Psalm 26:2 Prove me, O LORD, and try me; test my heart and my mind.
One can see that David was innocent in heart and mind of any wrongdoing against Saul, or even later against Absalom when he was trying to take over David’s kingdom. David left the retaliation and that kind of fight in God’s hands.

Psalm 26:3 For your steadfast love is before my eyes, and I walk in your faithfulness.
This is the reason why David did not fear God searching all the dark corners of his heart.

Psalm 26:4 I do not sit with men of falsehood, nor do I consort with hypocrites. 5 I hate the assembly of evildoers, and I will not sit with the wicked.
To sit with is an idiom meaning to agree with or to condone that person’s ways or ideology. Also true of David. He made it clear to those rough men of valor that followed him what the rules were by following him. In 1 Samuel 21:5, David assures the priest Abimelech his men were holy, and must be sanctified (or prepared to worship God) on every ordinary journey, how much more they are holy on their special mission.

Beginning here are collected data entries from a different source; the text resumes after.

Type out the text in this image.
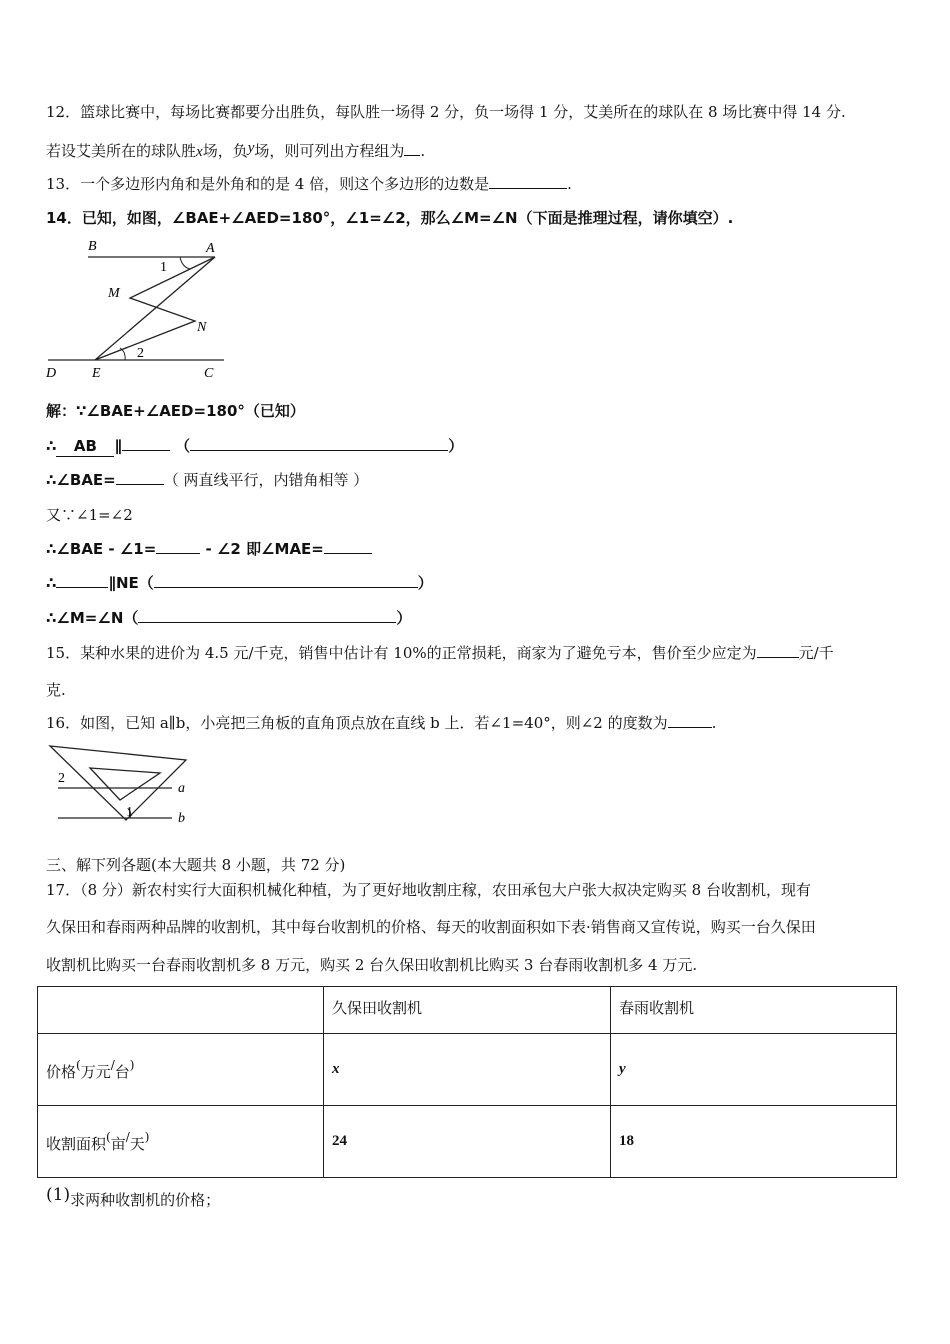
12．篮球比赛中，每场比赛都要分出胜负，每队胜一场得 2 分，负一场得 1 分，艾美所在的球队在 8 场比赛中得 14 分.
若设艾美所在的球队胜x场，负y场，则可列出方程组为 .
13．一个多边形内角和是外角和的是 4 倍，则这个多边形的边数是	.
14．已知，如图，∠BAE+∠AED=180°，∠1=∠2，那么∠M=∠N（下面是推理过程，请你填空）.
B	A
1
M
N
2
D	E	C
解：∵∠BAE+∠AED=180°（已知）
∴ AB ∥	（	）
∴∠BAE=	（ 两直线平行，内错角相等 ）
又∵∠1=∠2
∴∠BAE - ∠1=	- ∠2 即∠MAE=
∴	∥NE（	）
∴∠M=∠N（	）
15．某种水果的进价为 4.5 元/千克，销售中估计有 10%的正常损耗，商家为了避免亏本，售价至少应定为	元/千
克.
16．如图，已知 a∥b，小亮把三角板的直角顶点放在直线 b 上．若∠1=40°，则∠2 的度数为	.
2
1
a
b
三、解下列各题(本大题共 8 小题，共 72 分)
17．（8 分）新农村实行大面积机械化种植，为了更好地收割庄稼，农田承包大户张大叔决定购买 8 台收割机，现有
久保田和春雨两种品牌的收割机，其中每台收割机的价格、每天的收割面积如下表·销售商又宣传说，购买一台久保田
收割机比购买一台春雨收割机多 8 万元，购买 2 台久保田收割机比购买 3 台春雨收割机多 4 万元.
	久保田收割机	春雨收割机
价格(万元/台)	x	y
收割面积(亩/天)	24	18
(1)求两种收割机的价格；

Psalm 26:6 I wash my hands in innocence and go around your altar, O LORD, 7 proclaiming thanksgiving aloud, and telling all your wondrous deeds.
Without going into all the purifications priests had to undergo in order to minister in the Tabernacle, David practiced purity of heart, and earnestly desired to honor God. He paid close attention to the ordinances and his preparation for those ordinances. Therefore, he could safely enter the court to the altar. It is very similar to Jesus’ teaching to Peter when He washed the disciples’ feet that those who are justified (bathed, washed clean) only need to wash their feet. Also similar to Paul’s teaching about the Lord’s Supper in 1 Corinthians 11:28.

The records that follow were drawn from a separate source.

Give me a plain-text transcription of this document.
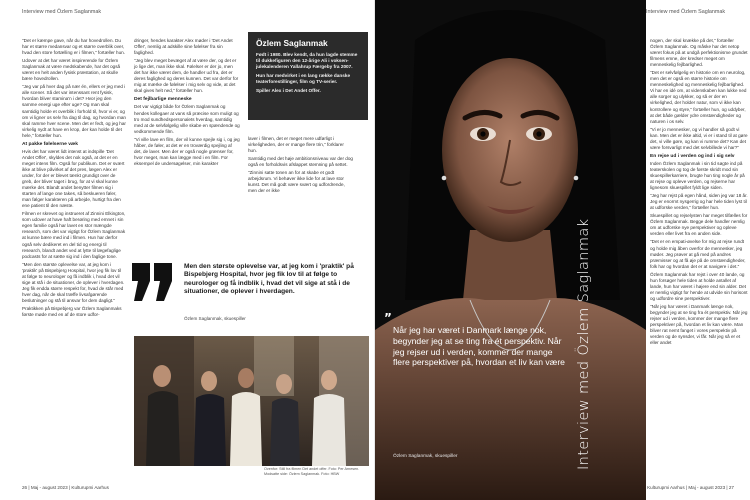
Interview med Özlem Saglanmak

"Det er kæmpe gave, når du har hovedrollen. Du har et større medansvar og et større overblik over, hvad den store fortælling er i filmen," fortæller hun.

Udover at det har været inspirerende for Özlem Saglanmak at være medskabende, har det også været en helt anden fysisk præstation, at skulle bære hovedrollen.

"Jeg var på hver dag på nær én, ellers er jeg med i alle scener. Så det var intenssant rent fysisk, hvordan bliver stamina'n i det? Hvor jeg den samme energi uge efter uge? Og man skal samtidig holde et overblik i forhold til, hvor vi er, og om vi ligner os selv fra dag til dag, og hvordan man skal ramme hver scene. Men det er fedt, og jeg har virkelig nydt at have en krop, der kan holde til det hele," fortæller hun.

At pakke følelserne væk

Hvis det har været lidt intenst at indspille 'Det Andet Offer', skyldes det nok også, at det er en meget intens film. Også for publikum. Det er svært ikke at blive påvirket af det pres, lægen Alex er under, for der er blevet tænkt grundigt over de greb, der bliver taget i brug, for at vi skal kunne mærke det. Blandt andet benytter filmen sig i starten af lange one takes, så beskueren føler, man følger karakteren på arbejde, hurtigt fra den ene patient til den næste.

Filmen er skrevet og instrueret af Zinnini Elkington, som udover at have haft berøring med emnet i sin egen familie også har lavet en stor mængde research, som det var vigtigt for Özlem Saglanmak at kunne bære med ind i filmen. Hun har derfor også selv dedikeret en del tid og energi til research, blandt andet ved at lytte til lægefaglige podcasts for at sætte sig ind i den faglige tone.

"Men den største oplevelse var, at jeg kom i 'praktik' på Bispebjerg Hospital, hvor jeg fik lov til at følge to neurologer og få indblik i, hvad det vil sige at stå i de situationer, de oplever i hverdagen. Jeg fik endda større respekt for, hvad de står med hver dag, når de skal træffe livsafgørende beslutninger og stå til ansvar for dem dagligt."

Praktikken på Bispebjerg var Özlem Saglanmaks første møde med en af de store udfor-

dringer, hendes karakter Alex møder i 'Det Andet Offer', nemlig at adskille sine følelser fra sin faglighed.

"Jeg blev meget bevæget af at være der, og det er jo lige det, man ikke skal. Følelser er der jo, men det har ikke været dem, de handler ud fra, det er deres faglighed og deres kunnen. Det var derfor for mig at mærke de følelser i mig selv og vide, at det skal gives helt ned," fortæller hun.

Det fejlbarlige menneske

Det var vigtigt både for Özlem Saglanmak og hendes kollegaer at vans så præcise som muligt og tro mod sundhedspersonalets hverdag, samtidig med at de selvfølgelig ville skabe en spændende og vedkommende film.

"Vi ville lave en film, der vil kunne spejle sig i, og jeg håber, de føler, at det er en troværdig spejling af det, de laver. Men der er også nogle grænser for, hvor meget, man kan lægge med i en film. For eksempel de undersøgelser, min karakter

Özlem Saglanmak
Født i 1980. Blev kendt, da hun lagde stemme til dukkefiguren den 12-årige Ali i voksen-julekalenderen Yallahrup Færgeby fra 2007.
Hun har medvirket i en lang række danske teaterforestillinger, film og TV-serier.
Spiller Alex i Det Andet Offer.

laver i filmen, det er meget mere udførligt i virkeligheden, der er mange flere trin," forklarer hun.

Samtidig med det høje ambitionsniveau var der dog også en forholdsvis afslappet stemning på settet.

"Zinnini satte tonen an for at skabe et godt arbejdsrum. Vi behøver ikke lide for at lave stor kunst. Det må godt være svært og udfordrende, men der er ikke

Men den største oplevelse var, at jeg kom i 'praktik' på Bispebjerg Hospital, hvor jeg fik lov til at følge to neurologer og få indblik i, hvad det vil sige at stå i de situationer, de oplever i hverdagen.
Özlem Saglanmak, skuespiller
Ovenfor: Still fra filmen Det andet offer. Foto: Per Arnesen. Modsatte side: Özlem Saglanmak. Foto: HBW
26 | Maj - august 2023 | Kulturupmi Aarhus
”
Når jeg har været i Danmark længe nok, begynder jeg at se ting fra ét perspektiv. Når jeg rejser ud i verden, kommer der mange flere perspektiver på, hvordan et liv kan være
Özlem Saglanmak, skuespiller	Interview med Özlem Saglanmak
Interview med Özlem Saglanmak

nogen, der skal knække på det," fortæller Özlem Saglanmak. Og måske har det netop været fokus på at undgå perfektionisme grundet filmens emne, der kredser meget om menneskelig fejlbarlighed.

"Det er selvfølgelig en historie om en neurolog, men det er også en større historie om menneskelighed og menneskelig fejlbarlighed. Vi har en idé om, at videnskaben kan lukke ned alle sorger og ulykker, og så er der en virkelighed, der holder natur, som vi ikke kan kontrollere og styre," fortæller hun, og uddyber, at det både gælder ydre omstændigheder og naturen i os selv.

"Vi er jo mennesker, og vi handler så godt vi kan. Men det er ikke altid, vi er i stand til at gøre det, vi ville gøre, og kan vi rumme det? Kan det være forsvarligt med det selvbillede vi har?"

En rejse ud i verden og ind i sig selv

Inden Özlem Saglanmak i sin tid søgte ind på teaterskolen og tog de første skridt mod sin skuespillerkarriere, brugte hun ting nogle år på at rejse og opleve verden, og rejserne har lignesom skuespillet fyldt lige siden.

"Jeg har rejst på egen hånd, siden jeg var 18 år. Jeg er enormt nysgerrig og har hele tiden lyst til at udforske verden," fortæller hun.

Skuespillet og rejselysten har meget tilfælles for Özlem Saglanmak. Begge dele handler nemlig om at udforske nye perspektiver og opleve verden eller livet fra en anden side.

"Det er en empati-øvelse for mig at rejse rundt og holde mig åben overfor de mennesker, jeg møder. Jeg prøver at gå med på andres præmisser og at få øje på de omstændigheder, folk har og hvordan det er at navigere i det."

Özlem Saglanmak har rejst i over 40 lande, og hun forsøger hele tiden at holde antallet af lande, hun har været i højere end sin alder. Det er nemlig vigtigt for hende at udvide sin horisont og udfordre sine perspektiver.

"Når jeg har været i Danmark længe nok, begynder jeg at se ting fra ét perspektiv. Når jeg rejser ud i verden, kommer der mange flere perspektiver på, hvordan et liv kan være. Man bliver rat nemt fanget i vores perspektiv på verden og de synsder, vi får. Når jeg så er et eller andet

Kulturupmi Aarhus | Maj - august 2023 | 27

Psalm 26:8 O LORD, I love the habitation of your house and the place where your glory dwells.
Saul’s constant pursuit prevented David from worship at the Tabernacle, but it did not lessen David’s love of the place. In Psalm 84, David asserts that a day in God’s courts is better than a thousand days elsewhere, and being a doorkeeper in God’s house is preferable to dwelling in the tents of wickedness. Adoration is part of worship and part of prayer.

Psalm 26:9 Do not sweep my soul away with sinners, nor my life with bloodthirsty men, 10 in whose hands are evil devices, and whose right hands are full of bribes.
This, I’m fairly certain, is not David’s plea for his eternal position after death. The word translated “my soul” is nephesh (neh'-fesh) and means breathing creature—more to the point, it means “me”. David is asking God to keep him from consorting with evil, bloodthirsty, wicked people. It is a different way of asking for God to take control over his life and to guide him down the path of goodness and mercy rather than wickedness.

Psalm 26:11 But as for me, I shall walk in my integrity; redeem me, and be gracious to me. 12 My foot stands on level ground; in the great assembly I will bless the LORD.
This reminds me of Joshua’s declaration: “As for me and my house, we will serve the LORD.” David knew that with God in control of his life, and the course of his life that it would reflect God’s glory in his integrity. That Hebrew word tôm means completeness, innocence, perfectness. He has no fear of his redemption and asks for grace. Because of God, his feet are planted on the firm foundation of God. For this, he praises and blesses God.

This should be the life and prayer of a Christian. Reaching out to those who need the saving grace of Jesus, but to not allow the lifestyles of the world (the wicked and evildoers) to permeate our souls or to soil more than our feet.